Two years ago today – March 7th, 2014 – I had the day off work. It was a Friday, and while there was a very busy Mind Reels weekend lined up (Canadian Screen Awards broadcast gala and, I believe, Toronto Comicon, as well), I’d decided to go to the zoo for a while, before things really kicked into high gear. It was a nice day, and not only was there a handsome polar bear cub named Humphrey I wanted to visit, but there had also been a tiny gorilla baby born recently, and while I’d seen the top of her head, or a limb, and several photos of her, I’d not yet gotten a good look at her in person. I thought I’d give my luck another try that day.

I could never have guessed how impactful that day at the zoo would be for me, and in how many different ways my life would change – was, in fact, changed before I even left my apartment.

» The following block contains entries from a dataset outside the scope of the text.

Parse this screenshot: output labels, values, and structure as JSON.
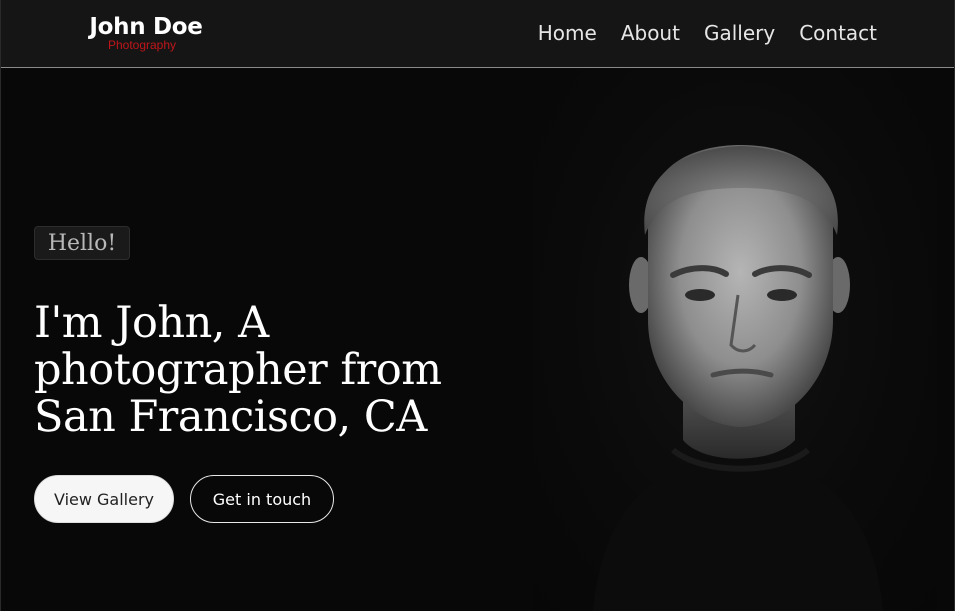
{
  "brand": {
    "name": "John Doe",
    "tagline": "Photography",
    "tagline_color": "#c0161b"
  },
  "nav": {
    "items": [
      {
        "label": "Home"
      },
      {
        "label": "About"
      },
      {
        "label": "Gallery"
      },
      {
        "label": "Contact"
      }
    ]
  },
  "hero": {
    "greeting": "Hello!",
    "title_lines": [
      "I'm John, A",
      "photographer from",
      "San Francisco, CA"
    ],
    "primary_button": "View Gallery",
    "secondary_button": "Get in touch",
    "portrait_icon": "portrait-photo"
  },
  "colors": {
    "background": "#080808",
    "header": "#151515"
  }
}
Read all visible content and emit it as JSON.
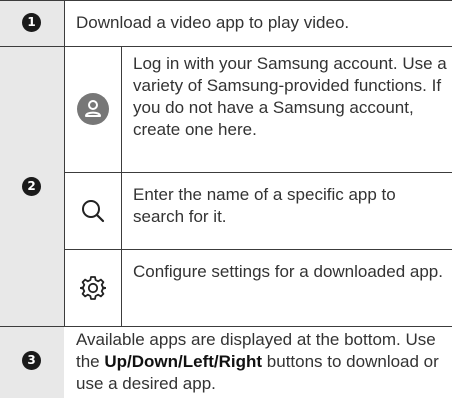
{
  "rows": [
    {
      "number": "1",
      "text": "Download a video app to play video."
    },
    {
      "number": "2",
      "items": [
        {
          "icon": "user-icon",
          "text": "Log in with your Samsung account. Use a variety of Samsung-provided functions. If you do not have a Samsung account, create one here."
        },
        {
          "icon": "search-icon",
          "text": "Enter the name of a specific app to search for it."
        },
        {
          "icon": "gear-icon",
          "text": "Configure settings for a downloaded app."
        }
      ]
    },
    {
      "number": "3",
      "text_before": "Available apps are displayed at the bottom. Use the ",
      "text_bold": "Up/Down/Left/Right",
      "text_after": " buttons to download or use a desired app."
    }
  ],
  "colors": {
    "number_column": "#e8e8e8",
    "user_icon_circle": "#777777",
    "badge": "#1a1a1a"
  }
}
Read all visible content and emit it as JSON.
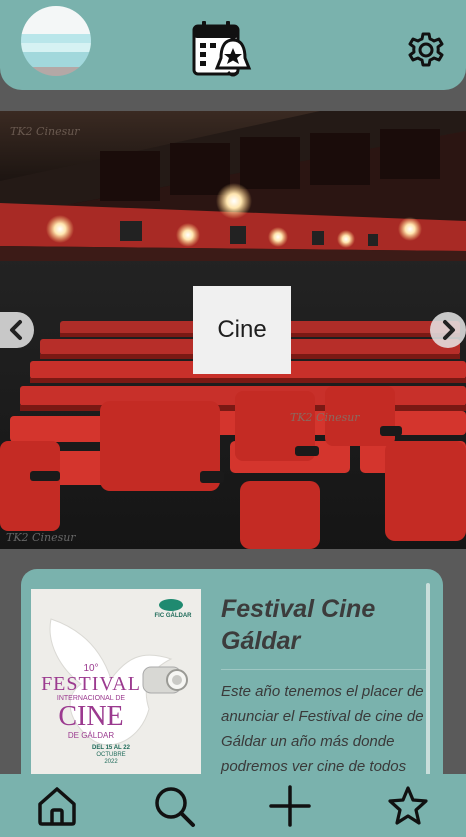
{
  "header": {
    "avatar": "profile-avatar",
    "center_icon": "calendar-bell-icon",
    "settings_icon": "gear-icon"
  },
  "carousel": {
    "label": "Cine",
    "image_watermarks": [
      "TK2 Cinesur",
      "TK2 Cinesur",
      "TK2 Cinesur"
    ],
    "prev_icon": "chevron-left-icon",
    "next_icon": "chevron-right-icon"
  },
  "card": {
    "title": "Festival Cine Gáldar",
    "text": "Este año tenemos el placer de anunciar el Festival de cine de Gáldar un año más donde podremos ver cine de todos",
    "poster": {
      "edition": "10°",
      "line1": "FESTIVAL",
      "line2": "INTERNACIONAL DE",
      "line3": "CINE",
      "line4": "DE GÁLDAR",
      "dates": "DEL 15 AL 22",
      "month": "OCTUBRE",
      "year": "2022",
      "logo_text": "FIC GÁLDAR"
    }
  },
  "tabbar": {
    "items": [
      "home-icon",
      "search-icon",
      "add-icon",
      "star-icon"
    ]
  },
  "colors": {
    "accent": "#7ab2ad",
    "background": "#5a5a5a"
  }
}
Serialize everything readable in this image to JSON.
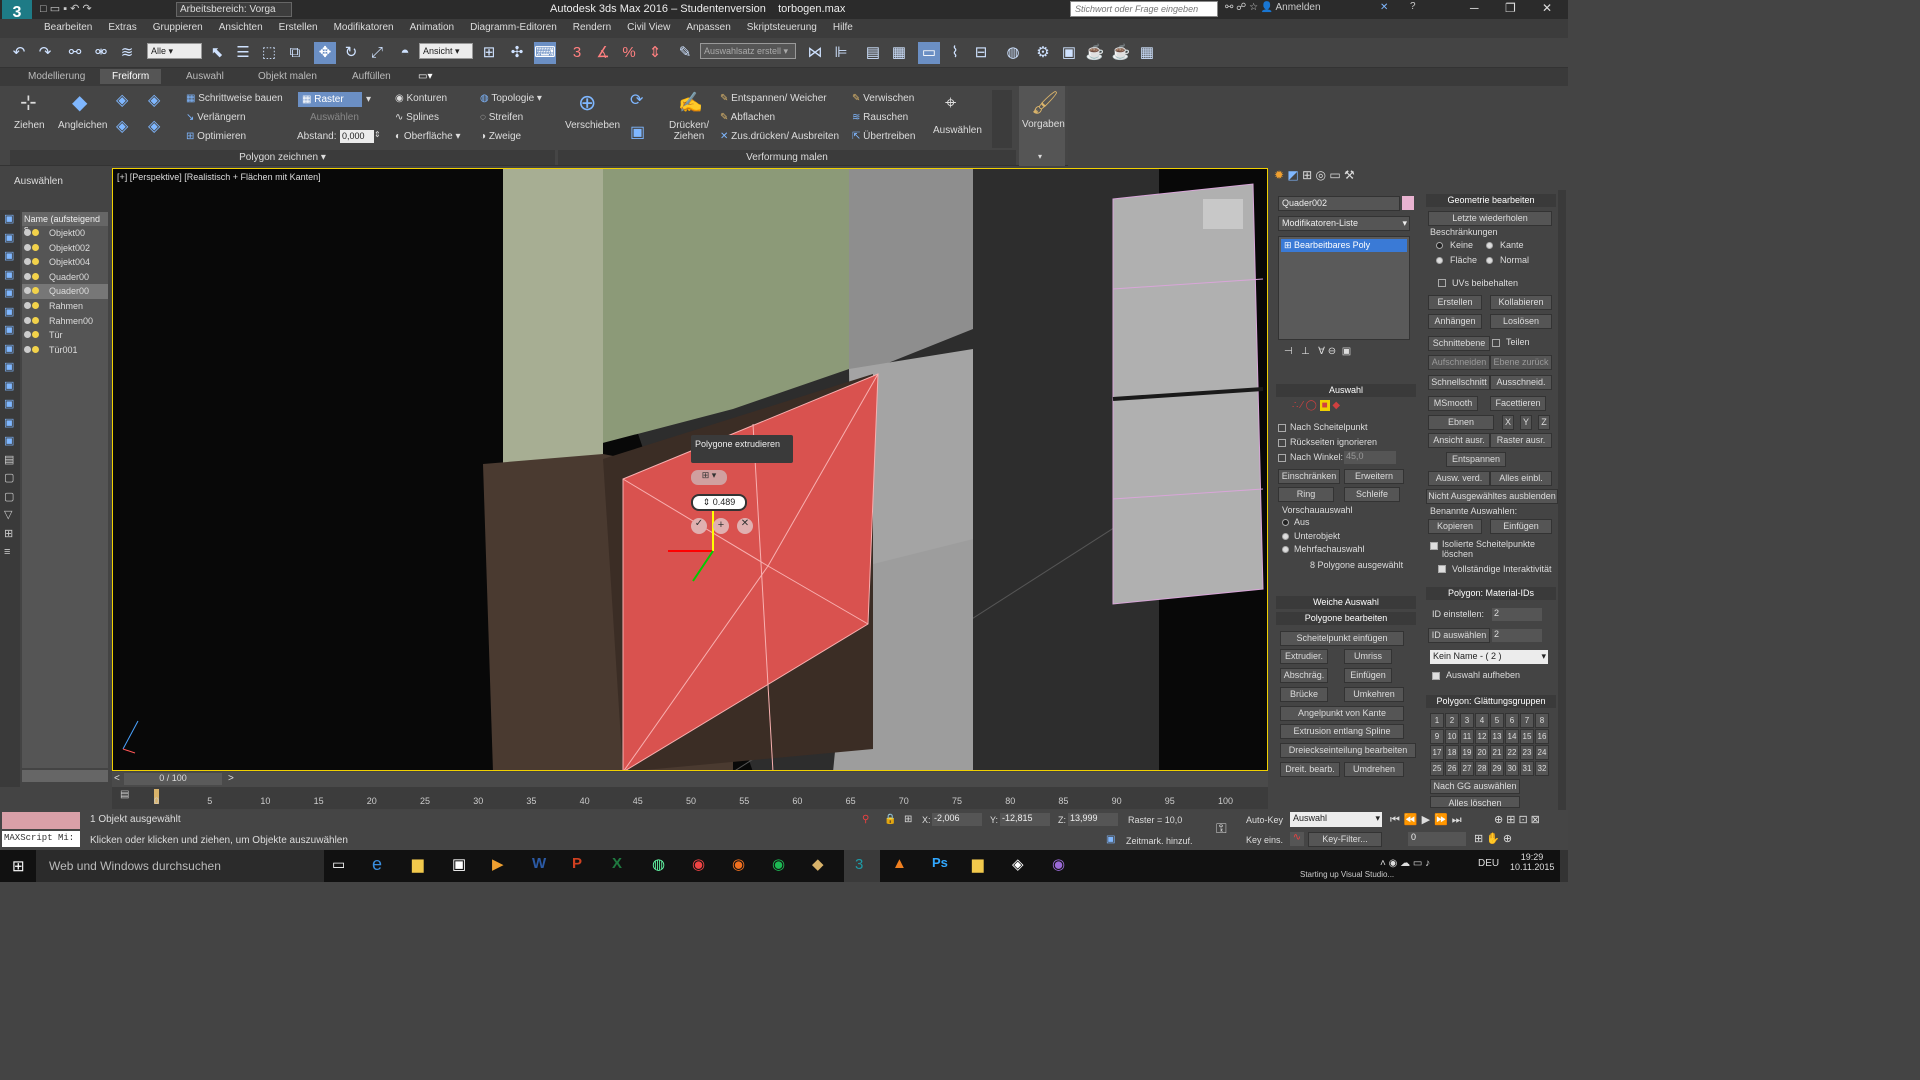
{
  "title": {
    "workspace": "Arbeitsbereich: Vorga",
    "app": "Autodesk 3ds Max 2016 – Studentenversion",
    "file": "torbogen.max",
    "search_placeholder": "Stichwort oder Frage eingeben",
    "login": "Anmelden"
  },
  "menu": [
    "Bearbeiten",
    "Extras",
    "Gruppieren",
    "Ansichten",
    "Erstellen",
    "Modifikatoren",
    "Animation",
    "Diagramm-Editoren",
    "Rendern",
    "Civil View",
    "Anpassen",
    "Skriptsteuerung",
    "Hilfe"
  ],
  "toolbar": {
    "filter": "Alle",
    "view": "Ansicht",
    "selection_set": "Auswahlsatz erstell"
  },
  "ribbon_tabs": [
    "Modellierung",
    "Freiform",
    "Auswahl",
    "Objekt malen",
    "Auffüllen"
  ],
  "ribbon": {
    "ziehen": "Ziehen",
    "angleichen": "Angleichen",
    "schrittweise": "Schrittweise bauen",
    "verlaengern": "Verlängern",
    "optimieren": "Optimieren",
    "raster": "Raster",
    "auswaehlen": "Auswählen",
    "abstand_label": "Abstand:",
    "abstand_value": "0,000",
    "konturen": "Konturen",
    "splines": "Splines",
    "oberflaeche": "Oberfläche",
    "topologie": "Topologie",
    "streifen": "Streifen",
    "zweige": "Zweige",
    "polygon_zeichnen": "Polygon zeichnen",
    "verschieben": "Verschieben",
    "druecken": "Drücken/ Ziehen",
    "entspannen": "Entspannen/ Weicher",
    "abflachen": "Abflachen",
    "zusdruecken": "Zus.drücken/ Ausbreiten",
    "verwischen": "Verwischen",
    "rauschen": "Rauschen",
    "uebertreiben": "Übertreiben",
    "verformung": "Verformung malen",
    "auswaehlen2": "Auswählen",
    "vorgaben": "Vorgaben"
  },
  "left": {
    "label": "Auswählen",
    "scene_header": "Name (aufsteigend s",
    "objects": [
      "Objekt00",
      "Objekt002",
      "Objekt004",
      "Quader00",
      "Quader00",
      "Rahmen",
      "Rahmen00",
      "Tür",
      "Tür001"
    ]
  },
  "viewport": {
    "label": "[+] [Perspektive] [Realistisch + Flächen mit Kanten]",
    "tooltip": "Polygone extrudieren",
    "caddy_value": "0.489"
  },
  "cmd": {
    "object_name": "Quader002",
    "modlist": "Modifikatoren-Liste",
    "stack_item": "Bearbeitbares Poly",
    "auswahl_title": "Auswahl",
    "nach_scheitelpunkt": "Nach Scheitelpunkt",
    "rueckseiten": "Rückseiten ignorieren",
    "nach_winkel": "Nach Winkel:",
    "winkel": "45,0",
    "einschraenken": "Einschränken",
    "erweitern": "Erweitern",
    "ring": "Ring",
    "schleife": "Schleife",
    "vorschau": "Vorschauauswahl",
    "aus": "Aus",
    "unterobjekt": "Unterobjekt",
    "mehrfach": "Mehrfachauswahl",
    "count": "8 Polygone ausgewählt",
    "weiche": "Weiche Auswahl",
    "poly_edit": "Polygone bearbeiten",
    "scheitelpunkt": "Scheitelpunkt einfügen",
    "extrudier": "Extrudier.",
    "umriss": "Umriss",
    "abschraeg": "Abschräg.",
    "einfuegen": "Einfügen",
    "bruecke": "Brücke",
    "umkehren": "Umkehren",
    "angelpunkt": "Angelpunkt von Kante",
    "extrusion": "Extrusion entlang Spline",
    "dreieck": "Dreieckseinteilung bearbeiten",
    "dreit": "Dreit. bearb.",
    "umdrehen": "Umdrehen"
  },
  "right": {
    "geo_title": "Geometrie bearbeiten",
    "letzte": "Letzte wiederholen",
    "beschraenkungen": "Beschränkungen",
    "keine": "Keine",
    "kante": "Kante",
    "flaeche": "Fläche",
    "normal": "Normal",
    "uvs": "UVs beibehalten",
    "erstellen": "Erstellen",
    "kollabieren": "Kollabieren",
    "anhaengen": "Anhängen",
    "loslosen": "Loslösen",
    "schnittebene": "Schnittebene",
    "teilen": "Teilen",
    "aufschneiden": "Aufschneiden",
    "ebene_zurueck": "Ebene zurück",
    "schnellschnitt": "Schnellschnitt",
    "ausschneid": "Ausschneid.",
    "msmooth": "MSmooth",
    "facettieren": "Facettieren",
    "ebnen": "Ebnen",
    "x": "X",
    "y": "Y",
    "z": "Z",
    "ansicht_ausr": "Ansicht ausr.",
    "raster_ausr": "Raster ausr.",
    "entspannen": "Entspannen",
    "ausw_verd": "Ausw. verd.",
    "alles_einbl": "Alles einbl.",
    "nicht_ausgew": "Nicht Ausgewähltes ausblenden",
    "benannte": "Benannte Auswahlen:",
    "kopieren": "Kopieren",
    "einfuegen": "Einfügen",
    "isolierte": "Isolierte Scheitelpunkte löschen",
    "vollstaendige": "Vollständige Interaktivität",
    "matid_title": "Polygon: Material-IDs",
    "id_einstellen": "ID einstellen:",
    "id_einstellen_val": "2",
    "id_auswaehlen": "ID auswählen",
    "id_auswaehlen_val": "2",
    "kein_name": "Kein Name - ( 2 )",
    "auswahl_aufheben": "Auswahl aufheben",
    "glaettung_title": "Polygon: Glättungsgruppen",
    "groups": [
      "1",
      "2",
      "3",
      "4",
      "5",
      "6",
      "7",
      "8",
      "9",
      "10",
      "11",
      "12",
      "13",
      "14",
      "15",
      "16",
      "17",
      "18",
      "19",
      "20",
      "21",
      "22",
      "23",
      "24",
      "25",
      "26",
      "27",
      "28",
      "29",
      "30",
      "31",
      "32"
    ],
    "nach_gg": "Nach GG auswählen",
    "alles_loeschen": "Alles löschen"
  },
  "timeline": {
    "frame": "0 / 100",
    "ticks": [
      "0",
      "5",
      "10",
      "15",
      "20",
      "25",
      "30",
      "35",
      "40",
      "45",
      "50",
      "55",
      "60",
      "65",
      "70",
      "75",
      "80",
      "85",
      "90",
      "95",
      "100"
    ]
  },
  "status": {
    "maxscript": "MAXScript Mi:",
    "selected": "1 Objekt ausgewählt",
    "hint": "Klicken oder klicken und ziehen, um Objekte auszuwählen",
    "x_label": "X:",
    "x": "-2,006",
    "y_label": "Y:",
    "y": "-12,815",
    "z_label": "Z:",
    "z": "13,999",
    "raster": "Raster = 10,0",
    "zeitmark": "Zeitmark. hinzuf.",
    "autokey": "Auto-Key",
    "auswahl": "Auswahl",
    "keyeins": "Key eins.",
    "keyfilter": "Key-Filter...",
    "frame_field": "0"
  },
  "taskbar": {
    "search": "Web und Windows durchsuchen",
    "lang": "DEU",
    "time": "19:29",
    "date": "10.11.2015",
    "notice": "Starting up Visual Studio..."
  }
}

I think that was one of the first times I went to the zoo alone. I know the very first time was for Hudson’s birthday, because he was my bear and I wasn’t about to miss his first birthday, especially given that he almost didn’t live long enough to have it. But while I’d made my way out to the zoo on March 7th by myself, I did manage to meet up with a couple of people I’d recently befriended via our mutual love for the zoo and everybody in it. So there was that. I wasn’t completely alone.

I visited with Humphrey for awhile – and Steve, one of my new friends – and though I don’t remember much else from the first part of that day, I know I eventually made my way over to hang out with the gorilla troop. My other new friend, Laurel, was there, too, and because of her, I had the great honour that day of meeting Johari, the gorilla I’d seen as a baby on Zoo Diaries, but whom I couldn’t yet tell apart from others in the troop. I knew Charles the silverback, and Nassir (because he’s smaller than the rest), and Ngozi because she had a baby riding around with her all the time at that point. I was pretty sure I could tell Josephine from the others, but Sadiki and Johari in particular, I kept getting mixed up. I’d really wanted to meet Johari in person, so was thrilled when Laurel introduced us. As soon as I said her name, her beautiful eyes fixed on mine and I was in love.

Even though I still get her mixed up sometimes. Sorry Johari – I’m learning, I promise!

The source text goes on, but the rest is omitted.